BVerwG, Beschluss vom 26.05.2009 - Aktenzeichen 3 B 29.09

DRsp Nr. 2009/14034

Ungültigkeit einer Fahrerlaubnis vom Tag der Ausstellung an bei Eintragung eines deutschen Wohnsitzes in dem in der Tschechischen Republik ausgestellten Führerschein; Vereinbarkeit der Überprüfung der Eignungsvoraussetzungen mit dem Territorialitätsprinzip und dem Gesichtspunkt des gegenseitigen Vertrauens innerhalb der Europäischen Union; Rückschluss auf die mangelnde Eignung des Inhabers einer in der Tschechischen Republik unter offensichtlichem Verstoß gegen das Wohnsitzerfordernis erteilten Fahrerlaubnis aus der Nichtvorlage eines angeforderten medizinisch-psychologischen Gutachtens

Tenor:

Die Beschwerde des Klägers gegen die Nichtzulassung der Revision in dem Urteil des Oberverwaltungsgerichts für das Land Nordrhein-Westfalen vom 16. Februar 2009 wird zurückgewiesen.

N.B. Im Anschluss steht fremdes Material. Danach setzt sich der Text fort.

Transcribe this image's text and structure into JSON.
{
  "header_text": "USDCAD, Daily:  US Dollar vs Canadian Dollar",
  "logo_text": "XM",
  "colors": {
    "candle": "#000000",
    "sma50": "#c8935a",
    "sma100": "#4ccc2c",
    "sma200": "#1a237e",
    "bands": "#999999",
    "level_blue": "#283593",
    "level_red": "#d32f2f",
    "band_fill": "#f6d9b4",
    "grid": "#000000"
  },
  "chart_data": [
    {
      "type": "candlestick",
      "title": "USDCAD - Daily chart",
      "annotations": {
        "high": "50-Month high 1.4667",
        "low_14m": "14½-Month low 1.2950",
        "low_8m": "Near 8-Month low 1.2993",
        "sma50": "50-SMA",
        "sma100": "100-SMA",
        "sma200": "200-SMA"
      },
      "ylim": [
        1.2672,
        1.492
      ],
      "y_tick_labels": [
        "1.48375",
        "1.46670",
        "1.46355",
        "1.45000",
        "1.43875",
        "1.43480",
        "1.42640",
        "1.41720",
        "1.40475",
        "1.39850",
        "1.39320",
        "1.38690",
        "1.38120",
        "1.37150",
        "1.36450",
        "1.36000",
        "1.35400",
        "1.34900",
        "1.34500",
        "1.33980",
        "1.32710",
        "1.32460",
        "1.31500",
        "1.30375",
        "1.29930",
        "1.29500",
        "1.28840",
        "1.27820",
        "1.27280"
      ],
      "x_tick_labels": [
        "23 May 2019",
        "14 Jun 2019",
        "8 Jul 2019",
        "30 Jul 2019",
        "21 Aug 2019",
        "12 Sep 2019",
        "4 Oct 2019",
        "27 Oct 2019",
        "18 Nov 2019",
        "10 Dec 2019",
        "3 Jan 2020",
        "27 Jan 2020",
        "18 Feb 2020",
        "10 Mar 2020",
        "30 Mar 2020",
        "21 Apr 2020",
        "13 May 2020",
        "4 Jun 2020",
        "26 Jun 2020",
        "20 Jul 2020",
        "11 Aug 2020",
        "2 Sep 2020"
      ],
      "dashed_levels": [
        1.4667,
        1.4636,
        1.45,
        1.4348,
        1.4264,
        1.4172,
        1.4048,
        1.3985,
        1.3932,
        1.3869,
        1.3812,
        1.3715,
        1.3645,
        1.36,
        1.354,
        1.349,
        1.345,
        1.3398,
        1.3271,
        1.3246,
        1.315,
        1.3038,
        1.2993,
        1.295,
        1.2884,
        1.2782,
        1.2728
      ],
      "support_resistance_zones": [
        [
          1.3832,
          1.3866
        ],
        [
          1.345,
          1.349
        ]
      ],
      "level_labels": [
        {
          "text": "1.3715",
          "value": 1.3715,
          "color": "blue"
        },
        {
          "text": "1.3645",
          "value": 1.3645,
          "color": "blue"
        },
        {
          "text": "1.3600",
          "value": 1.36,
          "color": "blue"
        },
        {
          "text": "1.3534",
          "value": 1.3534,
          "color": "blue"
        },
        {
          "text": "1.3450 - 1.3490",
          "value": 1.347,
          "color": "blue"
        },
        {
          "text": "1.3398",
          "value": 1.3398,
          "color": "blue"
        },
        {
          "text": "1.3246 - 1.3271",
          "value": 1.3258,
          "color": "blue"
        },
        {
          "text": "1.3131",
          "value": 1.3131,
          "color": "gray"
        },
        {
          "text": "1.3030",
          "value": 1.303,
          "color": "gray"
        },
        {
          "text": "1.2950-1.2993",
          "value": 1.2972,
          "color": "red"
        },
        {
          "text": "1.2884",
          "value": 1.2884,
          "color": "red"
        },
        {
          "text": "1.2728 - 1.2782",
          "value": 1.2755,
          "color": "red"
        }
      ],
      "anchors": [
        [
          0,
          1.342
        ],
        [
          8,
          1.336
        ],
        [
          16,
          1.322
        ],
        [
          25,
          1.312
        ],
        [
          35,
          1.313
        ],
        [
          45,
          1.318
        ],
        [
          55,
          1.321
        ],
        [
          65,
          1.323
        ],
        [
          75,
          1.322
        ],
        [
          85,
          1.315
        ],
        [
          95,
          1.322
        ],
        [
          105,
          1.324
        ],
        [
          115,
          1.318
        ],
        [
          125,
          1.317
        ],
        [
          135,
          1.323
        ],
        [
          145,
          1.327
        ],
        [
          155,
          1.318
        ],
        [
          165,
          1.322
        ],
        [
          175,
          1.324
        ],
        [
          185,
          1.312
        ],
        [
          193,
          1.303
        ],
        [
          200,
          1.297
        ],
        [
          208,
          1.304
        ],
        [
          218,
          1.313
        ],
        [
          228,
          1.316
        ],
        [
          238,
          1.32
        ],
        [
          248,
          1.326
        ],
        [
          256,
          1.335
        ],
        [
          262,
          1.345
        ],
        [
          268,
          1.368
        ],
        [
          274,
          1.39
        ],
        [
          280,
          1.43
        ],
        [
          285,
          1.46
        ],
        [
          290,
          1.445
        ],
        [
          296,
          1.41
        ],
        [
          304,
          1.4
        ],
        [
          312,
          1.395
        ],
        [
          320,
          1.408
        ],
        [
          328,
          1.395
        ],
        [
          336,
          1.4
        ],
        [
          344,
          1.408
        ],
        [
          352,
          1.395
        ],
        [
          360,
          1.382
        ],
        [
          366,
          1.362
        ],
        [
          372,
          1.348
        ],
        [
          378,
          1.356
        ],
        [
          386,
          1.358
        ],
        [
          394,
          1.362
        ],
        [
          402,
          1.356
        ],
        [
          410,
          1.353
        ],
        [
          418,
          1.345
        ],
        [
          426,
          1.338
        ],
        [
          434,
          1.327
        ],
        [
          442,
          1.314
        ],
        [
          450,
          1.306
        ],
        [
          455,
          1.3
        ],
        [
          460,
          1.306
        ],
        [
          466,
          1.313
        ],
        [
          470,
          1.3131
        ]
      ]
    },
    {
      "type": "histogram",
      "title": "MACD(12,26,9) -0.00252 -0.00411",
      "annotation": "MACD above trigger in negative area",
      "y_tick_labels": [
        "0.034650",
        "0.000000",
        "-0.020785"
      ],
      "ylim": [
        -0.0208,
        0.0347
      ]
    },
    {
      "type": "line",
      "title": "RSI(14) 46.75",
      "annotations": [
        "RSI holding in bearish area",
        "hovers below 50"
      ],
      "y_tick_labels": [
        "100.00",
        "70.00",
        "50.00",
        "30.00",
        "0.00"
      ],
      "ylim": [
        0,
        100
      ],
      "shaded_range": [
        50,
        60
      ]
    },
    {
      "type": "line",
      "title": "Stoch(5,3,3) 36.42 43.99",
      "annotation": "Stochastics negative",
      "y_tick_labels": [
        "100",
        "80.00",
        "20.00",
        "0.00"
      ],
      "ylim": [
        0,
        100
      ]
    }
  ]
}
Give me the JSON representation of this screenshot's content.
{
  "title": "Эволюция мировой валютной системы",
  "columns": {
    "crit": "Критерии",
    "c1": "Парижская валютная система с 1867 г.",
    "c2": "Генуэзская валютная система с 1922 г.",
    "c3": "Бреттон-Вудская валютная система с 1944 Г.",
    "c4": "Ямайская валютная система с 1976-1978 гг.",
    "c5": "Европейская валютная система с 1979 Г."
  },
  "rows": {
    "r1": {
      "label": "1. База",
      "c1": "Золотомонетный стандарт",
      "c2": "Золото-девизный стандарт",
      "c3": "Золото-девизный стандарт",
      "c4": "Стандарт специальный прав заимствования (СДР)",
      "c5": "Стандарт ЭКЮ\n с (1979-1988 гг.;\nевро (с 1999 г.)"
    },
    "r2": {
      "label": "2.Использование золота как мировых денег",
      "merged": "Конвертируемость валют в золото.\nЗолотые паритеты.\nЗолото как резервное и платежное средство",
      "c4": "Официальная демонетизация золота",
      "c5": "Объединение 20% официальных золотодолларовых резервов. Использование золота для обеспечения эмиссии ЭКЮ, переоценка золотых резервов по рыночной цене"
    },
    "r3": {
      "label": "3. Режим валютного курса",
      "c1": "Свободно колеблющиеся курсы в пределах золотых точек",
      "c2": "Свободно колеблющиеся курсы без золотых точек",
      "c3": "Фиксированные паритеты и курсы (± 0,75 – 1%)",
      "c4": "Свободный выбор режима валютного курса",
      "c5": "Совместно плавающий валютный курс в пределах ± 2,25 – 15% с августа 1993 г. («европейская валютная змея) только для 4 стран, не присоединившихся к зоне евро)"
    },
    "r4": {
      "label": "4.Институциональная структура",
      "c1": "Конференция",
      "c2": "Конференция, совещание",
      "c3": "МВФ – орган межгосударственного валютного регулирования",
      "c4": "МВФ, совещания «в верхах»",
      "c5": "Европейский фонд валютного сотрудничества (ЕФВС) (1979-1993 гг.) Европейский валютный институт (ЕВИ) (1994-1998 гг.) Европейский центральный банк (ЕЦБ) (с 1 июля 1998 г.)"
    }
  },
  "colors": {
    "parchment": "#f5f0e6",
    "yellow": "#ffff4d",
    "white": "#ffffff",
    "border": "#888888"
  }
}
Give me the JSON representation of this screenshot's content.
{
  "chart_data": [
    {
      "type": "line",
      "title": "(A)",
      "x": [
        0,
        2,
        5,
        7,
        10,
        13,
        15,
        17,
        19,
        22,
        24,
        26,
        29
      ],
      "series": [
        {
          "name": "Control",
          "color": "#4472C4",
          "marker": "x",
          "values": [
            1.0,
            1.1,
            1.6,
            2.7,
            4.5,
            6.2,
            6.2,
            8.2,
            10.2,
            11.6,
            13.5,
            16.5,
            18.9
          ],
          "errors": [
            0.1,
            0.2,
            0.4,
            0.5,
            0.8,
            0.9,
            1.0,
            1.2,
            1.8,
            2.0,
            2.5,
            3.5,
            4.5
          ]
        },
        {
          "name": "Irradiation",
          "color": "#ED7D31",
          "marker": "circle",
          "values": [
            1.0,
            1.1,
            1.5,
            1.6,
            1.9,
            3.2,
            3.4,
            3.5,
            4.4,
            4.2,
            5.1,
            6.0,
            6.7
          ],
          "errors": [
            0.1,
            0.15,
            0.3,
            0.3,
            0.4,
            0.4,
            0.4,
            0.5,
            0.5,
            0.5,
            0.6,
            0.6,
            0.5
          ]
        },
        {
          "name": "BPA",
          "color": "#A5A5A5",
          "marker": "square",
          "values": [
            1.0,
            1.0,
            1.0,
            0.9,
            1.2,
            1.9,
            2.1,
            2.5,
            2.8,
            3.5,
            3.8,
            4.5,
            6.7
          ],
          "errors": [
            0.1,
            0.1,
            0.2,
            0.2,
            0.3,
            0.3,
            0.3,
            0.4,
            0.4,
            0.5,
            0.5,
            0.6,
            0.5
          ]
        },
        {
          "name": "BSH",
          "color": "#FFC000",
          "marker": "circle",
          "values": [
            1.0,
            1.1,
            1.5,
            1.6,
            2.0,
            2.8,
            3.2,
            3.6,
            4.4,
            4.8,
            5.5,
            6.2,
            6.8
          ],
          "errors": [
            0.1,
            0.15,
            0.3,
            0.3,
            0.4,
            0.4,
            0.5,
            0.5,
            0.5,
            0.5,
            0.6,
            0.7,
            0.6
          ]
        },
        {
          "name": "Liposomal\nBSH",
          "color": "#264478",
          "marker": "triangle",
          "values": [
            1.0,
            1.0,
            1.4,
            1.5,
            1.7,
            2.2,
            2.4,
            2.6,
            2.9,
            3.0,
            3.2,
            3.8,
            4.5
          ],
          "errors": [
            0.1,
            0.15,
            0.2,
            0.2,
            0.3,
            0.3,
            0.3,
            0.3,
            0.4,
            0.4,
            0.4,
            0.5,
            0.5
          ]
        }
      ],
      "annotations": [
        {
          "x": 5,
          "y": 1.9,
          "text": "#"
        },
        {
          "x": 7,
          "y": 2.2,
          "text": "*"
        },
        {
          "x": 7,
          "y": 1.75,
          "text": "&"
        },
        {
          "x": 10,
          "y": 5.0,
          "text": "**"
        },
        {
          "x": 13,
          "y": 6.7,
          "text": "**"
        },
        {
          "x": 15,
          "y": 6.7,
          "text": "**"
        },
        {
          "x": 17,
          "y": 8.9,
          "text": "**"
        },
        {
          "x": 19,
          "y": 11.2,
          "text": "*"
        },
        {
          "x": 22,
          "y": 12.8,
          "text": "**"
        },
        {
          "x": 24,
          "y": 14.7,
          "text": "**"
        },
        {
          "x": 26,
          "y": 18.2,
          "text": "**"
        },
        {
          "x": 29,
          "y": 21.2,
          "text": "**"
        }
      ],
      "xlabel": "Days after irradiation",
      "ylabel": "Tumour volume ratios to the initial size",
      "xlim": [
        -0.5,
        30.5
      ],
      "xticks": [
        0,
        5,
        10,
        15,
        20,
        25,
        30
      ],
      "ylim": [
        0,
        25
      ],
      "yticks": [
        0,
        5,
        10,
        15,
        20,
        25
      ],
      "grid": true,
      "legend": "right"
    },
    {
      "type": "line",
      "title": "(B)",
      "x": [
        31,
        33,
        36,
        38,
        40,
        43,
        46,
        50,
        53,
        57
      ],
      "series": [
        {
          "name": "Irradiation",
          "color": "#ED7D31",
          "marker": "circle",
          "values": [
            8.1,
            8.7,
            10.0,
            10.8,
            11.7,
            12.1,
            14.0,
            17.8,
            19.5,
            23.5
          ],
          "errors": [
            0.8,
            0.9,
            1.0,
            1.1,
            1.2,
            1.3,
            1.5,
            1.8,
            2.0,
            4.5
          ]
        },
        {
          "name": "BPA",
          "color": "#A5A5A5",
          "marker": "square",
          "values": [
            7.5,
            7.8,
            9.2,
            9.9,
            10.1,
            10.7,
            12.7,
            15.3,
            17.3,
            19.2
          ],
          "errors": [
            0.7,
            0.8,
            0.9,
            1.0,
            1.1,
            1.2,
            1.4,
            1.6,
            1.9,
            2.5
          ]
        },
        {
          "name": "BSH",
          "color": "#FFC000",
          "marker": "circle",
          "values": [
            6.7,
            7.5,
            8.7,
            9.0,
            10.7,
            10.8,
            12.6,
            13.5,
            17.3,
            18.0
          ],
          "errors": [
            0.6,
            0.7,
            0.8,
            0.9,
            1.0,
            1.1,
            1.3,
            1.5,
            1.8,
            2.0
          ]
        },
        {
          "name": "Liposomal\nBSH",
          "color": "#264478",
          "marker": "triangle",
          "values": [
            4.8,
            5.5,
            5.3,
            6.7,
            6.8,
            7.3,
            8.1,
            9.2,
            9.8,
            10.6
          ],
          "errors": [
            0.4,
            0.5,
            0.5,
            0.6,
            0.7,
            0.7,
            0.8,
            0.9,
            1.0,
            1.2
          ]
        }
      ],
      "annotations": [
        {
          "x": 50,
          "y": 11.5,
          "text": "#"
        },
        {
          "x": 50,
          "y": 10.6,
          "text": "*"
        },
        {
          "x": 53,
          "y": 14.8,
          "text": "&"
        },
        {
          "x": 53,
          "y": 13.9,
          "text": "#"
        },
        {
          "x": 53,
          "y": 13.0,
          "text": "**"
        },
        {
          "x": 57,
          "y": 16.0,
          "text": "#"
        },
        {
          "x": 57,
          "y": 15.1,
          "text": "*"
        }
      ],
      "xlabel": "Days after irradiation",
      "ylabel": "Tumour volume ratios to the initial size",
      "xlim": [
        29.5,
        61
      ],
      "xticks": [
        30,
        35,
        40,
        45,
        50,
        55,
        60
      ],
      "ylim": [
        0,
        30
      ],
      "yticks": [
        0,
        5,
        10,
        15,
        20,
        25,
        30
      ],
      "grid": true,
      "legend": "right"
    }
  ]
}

Der Kläger trägt die Kosten des Beschwerdeverfahrens.

Der Wert des Streitgegenstandes wird für das Beschwerdeverfahren auf 5 000 EUR festgesetzt.

Normenkette:

FeV § 28 Abs. 1 ;

Gründe:

Die allein auf den Zulassungsgrund der grundsätzlichen Bedeutung der Rechtssache ( § 132 Abs. 2 Nr. 1 VwGO ) gestützte Beschwerde des Klägers, der von einer ihm in der Tschechischen Republik erteilten Fahrerlaubnis im Bundesgebiet Gebrauch machen will, bleibt ohne Erfolg. Die erforderlichen Zulassungsvoraussetzungen werden nicht entsprechend den Anforderungen von § 133 Abs. 3 Satz 3 VwGO dargetan oder sie liegen nicht vor.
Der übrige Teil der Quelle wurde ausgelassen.